Prowadzący byli ciekawi, jakie tematy będą dominować przy świątecznym stole pary. Artyści zdradzili, że najpewniej będą rozmawiać głównie o spektaklu, próbach, a także... o piłce nożnej.
Huczne kolędowanie z muzyką na żywo dla 70 osób
Święta u Pawła Domagały i Zuzanny Grabowskiej to nie tylko prezenty i pierogi, ale też prawdziwe muzyczne wydarzenie. Aktorskie małżeństwo od lat zaprasza gości do wspólnego śpiewania kolęd - z instrumentami na żywo, w ogromnym gronie przyjaciół i rodziny. W zeszłym roku w ich domu bawiło się aż 70 osób!
"Mamy takie duże kolędowanie zawsze. I teraz bez kitu, bo w zeszłym roku było 70 osób. Naprawdę. Nie było się gdzie ruszyć, bo zaprosiliśmy wszystkich znajomych. Zawsze są chłopaki z zespołu i się rozstawiamy z instrumentami. Ale rzeczywiście była przesada w zeszłym roku", zdradził Domagała.

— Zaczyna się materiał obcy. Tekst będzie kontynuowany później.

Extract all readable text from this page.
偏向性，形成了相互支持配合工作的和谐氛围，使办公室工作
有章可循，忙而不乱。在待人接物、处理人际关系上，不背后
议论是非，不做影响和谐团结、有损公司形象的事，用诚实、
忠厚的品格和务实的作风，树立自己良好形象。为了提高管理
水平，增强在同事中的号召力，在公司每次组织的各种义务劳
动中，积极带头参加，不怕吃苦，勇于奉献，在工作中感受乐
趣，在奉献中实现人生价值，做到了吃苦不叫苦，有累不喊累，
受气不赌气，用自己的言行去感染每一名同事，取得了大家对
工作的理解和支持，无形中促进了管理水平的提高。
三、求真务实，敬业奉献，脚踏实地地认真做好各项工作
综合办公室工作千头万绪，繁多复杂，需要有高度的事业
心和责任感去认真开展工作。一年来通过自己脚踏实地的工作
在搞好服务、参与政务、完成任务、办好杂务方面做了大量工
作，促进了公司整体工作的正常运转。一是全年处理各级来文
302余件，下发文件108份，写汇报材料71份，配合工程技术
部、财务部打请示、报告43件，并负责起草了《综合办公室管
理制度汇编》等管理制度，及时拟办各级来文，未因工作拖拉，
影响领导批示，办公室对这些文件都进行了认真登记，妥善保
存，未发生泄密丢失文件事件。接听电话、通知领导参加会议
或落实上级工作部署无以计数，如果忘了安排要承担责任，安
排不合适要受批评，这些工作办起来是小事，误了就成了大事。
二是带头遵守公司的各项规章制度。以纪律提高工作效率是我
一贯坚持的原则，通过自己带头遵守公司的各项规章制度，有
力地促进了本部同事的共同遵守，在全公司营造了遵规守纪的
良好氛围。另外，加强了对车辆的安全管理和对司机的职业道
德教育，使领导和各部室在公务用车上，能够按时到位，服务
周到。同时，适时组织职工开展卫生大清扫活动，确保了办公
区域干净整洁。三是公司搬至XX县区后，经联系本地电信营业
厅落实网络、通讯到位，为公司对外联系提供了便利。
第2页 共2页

Zuzanna dodała: "Mamy taką tradycję, że zapraszamy ludzi do nas, jest muzyka na żywo i śpiewamy kolędy. Bo to jest chyba jedyny moment, kiedy można zaśpiewać wspólnie kolędy. Ale w tym roku mamy próby i nie wiem, czy nie przerzucimy tego na Nowy Rok".
Podsumowując, w domu aktorskiej pary nie zabraknie śmiechu, muzyki i wspólnego świętowania. Najważniejsze dla nich jest jednak to, że będą razem i mimo zawodowych obowiązków znajdą czas na kultywowanie własnych tradycji.